Oakham Castle defensive walls uncovered

The ancient walls of Oakham Castle Image copyright Rutland County Council
Image caption Oakham Castle's ancient walls have been uncovered by archaeologists from the University of Leicester

Archaeologists have uncovered a castle's defensive walls for the first time in 150 years.

Oakham Castle, in Rutland, dates back to 1180 but only the Great Hall is currently visible.

As part of a £2m restoration, trees and shrubs have been removed from the embankments and the remaining sections of ancient walls uncovered.

Work also includes retiling the hall's roof, plastering its walls and a new toilet block.

Image caption The Great Hall is the only surviving building at Oakham Castle but the surrounding defensive walls have now been uncovered

Oakham Castle was originally built as a manor house and was later heavily fortified with walls, a moat and a drawbridge but by the 16th Century most of the castle was a ruin.

Sections of the defensive curtain wall have survived underneath mounds of earth but are on Historic England's "heritage at risk" register.

Archaeologists from the University of Leicester have removed several tonnes of earth to reveal the remains of the walls.

Image caption Oakham Castle walls

County councillor Roger Begy, culture portfolio holder, said: "Conservation experts have already taken steps to preserve the castle boundaries but this is the first time that we've dug down to expose the walls themselves.

"Once the restoration is complete we hope to have repaired and revealed much more of the defensive curtain wall so that visitors can get a true sense of what this incredible building was like many hundreds of years ago."

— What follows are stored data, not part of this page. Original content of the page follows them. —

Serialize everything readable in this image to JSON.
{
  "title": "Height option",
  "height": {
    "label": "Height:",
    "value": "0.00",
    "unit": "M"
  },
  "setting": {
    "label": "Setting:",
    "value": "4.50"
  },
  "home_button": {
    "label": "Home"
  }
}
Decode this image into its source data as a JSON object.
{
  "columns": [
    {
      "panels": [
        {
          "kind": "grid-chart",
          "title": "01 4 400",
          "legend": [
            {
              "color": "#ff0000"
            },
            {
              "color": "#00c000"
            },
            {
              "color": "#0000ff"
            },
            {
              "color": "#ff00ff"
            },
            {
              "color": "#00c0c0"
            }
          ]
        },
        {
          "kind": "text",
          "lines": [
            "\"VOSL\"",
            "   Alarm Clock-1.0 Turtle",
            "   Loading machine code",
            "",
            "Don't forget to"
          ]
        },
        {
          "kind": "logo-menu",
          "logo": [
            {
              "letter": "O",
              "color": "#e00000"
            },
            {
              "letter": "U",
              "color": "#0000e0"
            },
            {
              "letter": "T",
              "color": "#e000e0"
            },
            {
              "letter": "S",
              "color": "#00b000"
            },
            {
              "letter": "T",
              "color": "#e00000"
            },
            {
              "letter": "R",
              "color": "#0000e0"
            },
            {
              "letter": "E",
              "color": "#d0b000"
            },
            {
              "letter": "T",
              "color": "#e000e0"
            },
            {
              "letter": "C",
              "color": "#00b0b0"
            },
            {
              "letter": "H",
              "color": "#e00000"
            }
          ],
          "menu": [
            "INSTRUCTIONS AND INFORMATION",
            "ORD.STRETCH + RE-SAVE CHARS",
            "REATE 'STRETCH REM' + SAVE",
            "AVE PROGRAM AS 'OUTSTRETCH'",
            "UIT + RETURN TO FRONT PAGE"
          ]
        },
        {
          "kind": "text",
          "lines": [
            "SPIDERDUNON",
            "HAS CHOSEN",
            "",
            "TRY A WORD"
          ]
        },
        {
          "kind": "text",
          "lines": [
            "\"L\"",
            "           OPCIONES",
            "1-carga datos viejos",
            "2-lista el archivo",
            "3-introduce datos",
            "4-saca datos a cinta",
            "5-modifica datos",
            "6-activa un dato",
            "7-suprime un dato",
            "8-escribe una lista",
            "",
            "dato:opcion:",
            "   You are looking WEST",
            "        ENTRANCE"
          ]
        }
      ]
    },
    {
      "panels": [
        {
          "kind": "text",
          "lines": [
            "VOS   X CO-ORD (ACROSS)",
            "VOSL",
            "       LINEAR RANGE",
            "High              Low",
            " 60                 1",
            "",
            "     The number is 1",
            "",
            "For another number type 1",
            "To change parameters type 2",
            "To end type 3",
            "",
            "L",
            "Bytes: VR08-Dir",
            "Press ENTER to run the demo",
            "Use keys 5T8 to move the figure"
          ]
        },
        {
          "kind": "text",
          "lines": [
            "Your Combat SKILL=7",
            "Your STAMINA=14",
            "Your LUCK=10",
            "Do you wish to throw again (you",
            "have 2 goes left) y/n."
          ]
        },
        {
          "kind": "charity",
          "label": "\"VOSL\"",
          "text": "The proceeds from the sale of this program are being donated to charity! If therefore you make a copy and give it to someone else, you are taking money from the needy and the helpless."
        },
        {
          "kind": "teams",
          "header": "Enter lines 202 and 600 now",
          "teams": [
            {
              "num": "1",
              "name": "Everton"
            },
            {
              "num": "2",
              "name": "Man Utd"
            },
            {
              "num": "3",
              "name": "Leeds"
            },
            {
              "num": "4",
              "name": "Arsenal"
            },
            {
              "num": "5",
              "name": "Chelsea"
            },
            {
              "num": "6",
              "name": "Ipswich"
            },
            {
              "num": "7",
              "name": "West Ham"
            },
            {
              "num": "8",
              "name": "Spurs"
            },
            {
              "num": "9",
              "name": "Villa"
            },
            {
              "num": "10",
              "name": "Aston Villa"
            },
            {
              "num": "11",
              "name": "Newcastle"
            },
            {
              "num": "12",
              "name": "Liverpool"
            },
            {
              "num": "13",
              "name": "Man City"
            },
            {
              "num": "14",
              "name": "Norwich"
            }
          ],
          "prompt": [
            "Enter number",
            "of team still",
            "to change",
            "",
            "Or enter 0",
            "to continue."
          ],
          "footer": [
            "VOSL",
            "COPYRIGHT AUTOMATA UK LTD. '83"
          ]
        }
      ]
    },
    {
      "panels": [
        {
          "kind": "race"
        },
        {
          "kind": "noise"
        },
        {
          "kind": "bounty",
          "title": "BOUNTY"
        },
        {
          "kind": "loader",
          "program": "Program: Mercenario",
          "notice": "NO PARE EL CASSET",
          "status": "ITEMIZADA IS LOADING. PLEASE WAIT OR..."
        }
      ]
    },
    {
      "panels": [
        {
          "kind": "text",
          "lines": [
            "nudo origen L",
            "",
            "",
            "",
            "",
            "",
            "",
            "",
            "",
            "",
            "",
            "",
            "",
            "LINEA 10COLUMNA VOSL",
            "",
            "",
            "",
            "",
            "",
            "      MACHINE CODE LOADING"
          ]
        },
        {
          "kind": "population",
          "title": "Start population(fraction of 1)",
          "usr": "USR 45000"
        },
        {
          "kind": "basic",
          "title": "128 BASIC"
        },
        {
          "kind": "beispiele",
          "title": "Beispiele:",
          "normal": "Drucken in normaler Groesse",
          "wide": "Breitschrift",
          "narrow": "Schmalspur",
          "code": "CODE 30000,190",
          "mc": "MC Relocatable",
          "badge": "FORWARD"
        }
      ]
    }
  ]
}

Inside the Great Hall, more than 200 commemorative horseshoes given by visiting monarchs and peers and dating back 550 years are being cleaned.

Image copyright Rutland County Council
Image caption When a member of the Royal family or a noble visits Rutland for the first time, they traditionally give a commemorative horseshoe to Oakham Castle

The Heritage Lottery grant is also paying for lime render on the hall's walls, new tiles on the roof, a toilet block and wheelchair access ramps.